However, he's less masterful when it comes to reconstructing some of Deng's less savory moments as a leader. To name but one example, Vogel describes the 1957 Anti-Rightist Movement, which Deng oversaw on Mao's order, as a "vicious attack on some 550,000 intellectual critics branded as rightists" that "destroyed many of China's best scientific and technical minds and alienated many others." Deng, he tells us, "was disturbed that some intellectuals had arrogantly and unfairly criticized officials who were trying to cope with their complex and difficult assignments." Huh? Nowhere does Vogel explain that the victims of the campaign were tortured, hounded into suicide, or sentenced to terms in labor camps or internal exile that sometimes ended decades later.

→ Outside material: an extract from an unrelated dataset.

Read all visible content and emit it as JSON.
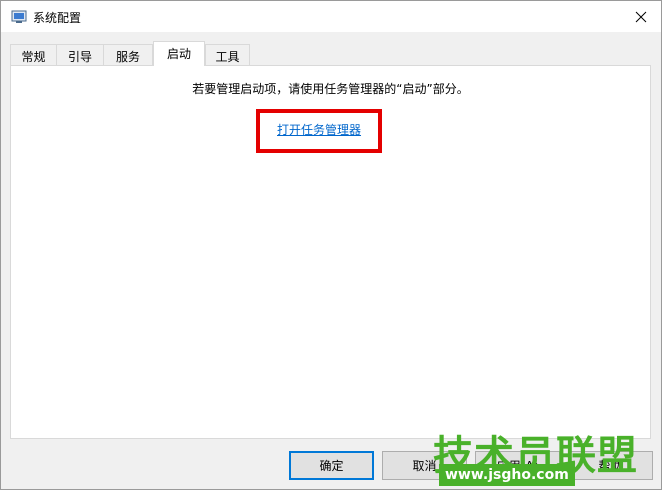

To be sure, there is good reason for a biographer to focus on the way his subject saw the world; we would miss much of Deng's story if we only listened to his critics. The problem here is that Vogel bends so far backward to explain the party's logic on, say, the Tiananmen crackdown or Tibet that it sometimes becomes difficult to understand why anyone might possibly think differently. About one instance in the early 1980s, when Deng harshly dismissed some liberal talk from party intellectuals, Vogel primly informs us that "Western notions of a transcendental God that could criticize the earthly rulers were not part of Chinese tradition." Maybe I've missed something here, but Deng and his comrades spent their entire lives reshaping Chinese society according to the esoteric theories of a German Jewish intellectual. Chinese tradition? Oddly enough, whenever Vogel brings up the subject, it's the party that gets to decide what constitutes Chinese values. The critics somehow never do.
Vogel is not always officious. He does mention some of the darker sides of the story. It's just that he is often a bit too eager to tiptoe around them. He describes Deng's ascendance to the status of preeminent leader in 1978-1979, entirely without irony, as the moment "when Deng began to push aside Hua Guofeng for the good of the party and the country." He tells us that some of the critical texts put up to public view on Beijing's Democracy Wall, the place where a remarkable spirit of pluralism was allowed to flourish for a few months starting in late 1978, "were posted by other young people who were inspired by their newfound freedom but, having lived in a closed society, lacked the experience and wisdom to inform or temper their judgments." People's Daily couldn't have put it better.
There's no question that Vogel has gone farther than anyone else to date in telling Deng's story. For that he is to be applauded; there is a whole hoard of valuable material here that we probably would not have gained otherwise. But it's still not quite the whole story. I wonder, at this rate, if it will ever be told.